На третий год после этого события Тимофей заболел, как раз в то время, когда одна из групп паломников, стекавшихся со всех концов обширной страны в Киев, двинулась в путь. Тогда к больному пришел сосед Осип. « Я иду с паломниками, Тимофей Иванович, разреши мне обнять тебя». Осип не был в дружбе со стариком, но все-таки перед таким долгим путешествием он счел необходимым попрощаться с ним, как со старшим. «Бывало, я обижал тебя, — пробормотал он, — прости меня, друг мой. Это случалось, когда я выпивал, ты ведь знаешь, тут уж ничего не поделаешь. Ну, так вот, я хочу о тебе помолиться и поставить свечку за твое здоровье. Может, ты, батюшка Тимофей Иванович, Бог даст, и поправишься. Тогда ты снова споешь нам что-нибудь. Да, да, давненько это было, когда ты пел... Что это были за песни! Про Дюка Степановича, например, думаешь, я забыл? Вот глупости! Я ее до сих пор прекрасно помню. Правда, так, как ты умел петь... это, надо признать, Бог тебе дал такой дар, другим он дает что-нибудь другое... Мне, например...»

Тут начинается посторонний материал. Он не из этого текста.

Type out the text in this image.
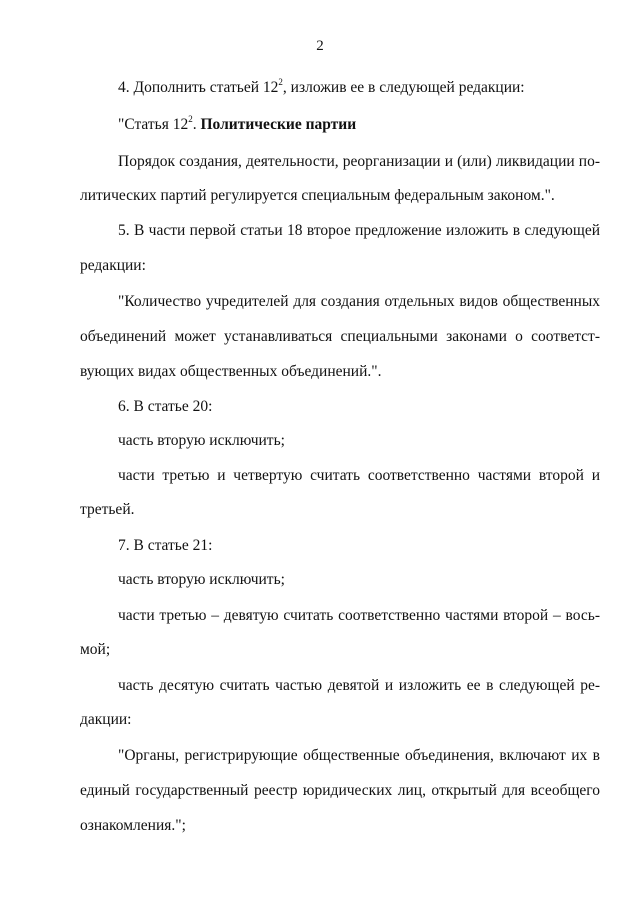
2
4. Дополнить статьей $12^2$, изложив ее в следующей редакции:
"Статья $12^2$. Политические партии
Порядок создания, деятельности, реорганизации и (или) ликвидации по-
литических партий регулируется специальным федеральным законом.".
5. В части первой статьи 18 второе предложение изложить в следующей
редакции:
"Количество учредителей для создания отдельных видов общественных
объединений может устанавливаться специальными законами о соответст-
вующих видах общественных объединений.".
6. В статье 20:
часть вторую исключить;
части третью и четвертую считать соответственно частями второй и
третьей.
7. В статье 21:
часть вторую исключить;
части третью – девятую считать соответственно частями второй – вось-
мой;
часть десятую считать частью девятой и изложить ее в следующей ре-
дакции:
"Органы, регистрирующие общественные объединения, включают их в
единый государственный реестр юридических лиц, открытый для всеобщего
ознакомления.";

Старик, который лежал на печи, повернулся, кряхтя, как будто хотел что-то сказать. Осипу даже послышалось имя Егора... совсем тихо. Может быть, он хотел послать ему весточку? Но когда сосед, уже в дверях, спросил: «Ты что-то оказал, Тимофей Иванович?» — старик по-прежнему лежал совсем спокойно и лишь покачивал отрицательно своей седой головой. Однако, Бог знает, как это случилось, но года еще не прошло, как Егор неожиданно вернулся. Старик не сразу его узнал, так как в избе было темно, и старые глаза с трудом улавливали облик пришельца. Но как только Тимофей услышал его голос, он испугался, соскочил с печи и встал на свои старые дрожащие ноги. Егор подхватил его, и они обнялись. Тимофей плакал. Сын все повторял: «Ты давно болеешь, отец?» Немного успокоившись, старик снова залез на печь и осведомился уже в другом, строгом тоне. «А твоя жена?» Пауза. Егор сплюнул. «Знаешь ли, я ее прогнал. С ребенком». Он помолчал немного. «Однажды ко мне зашел Осип. Я говорю: «Осип Никифорович?» — «Да, говорит, он самый. Твой отец, Егор, болен. Он больше не может петь. У нас теперь в деревне так тихо, как будто нет живой души. Ни плясок, ни песен, ни слез, да и для смеха нет причин». Я задумался. Что ж делать? Позвал свою жену.

«Устинька, — говорю я ей, — мне надо вернуться домой, там больше некому петь, настал мой черед. Отец болеет». «Хорошо», — говорит Устинька. «Но я не смогу взять тебя с собой, ты ведь знаешь, отец не хочет тебя знать. — Так я ей объяснил. — Может статься, что я и вообще не вернусь к тебе, если побываю снова там и начну петь». Устинька меня поняла: «Ну, Бог с тобой! Мы не пропадем, здесь много паломников, будут подавать. Бог нам поможет, Егор». Так я и ушел. А теперь, отец, скажи мне все твои песни».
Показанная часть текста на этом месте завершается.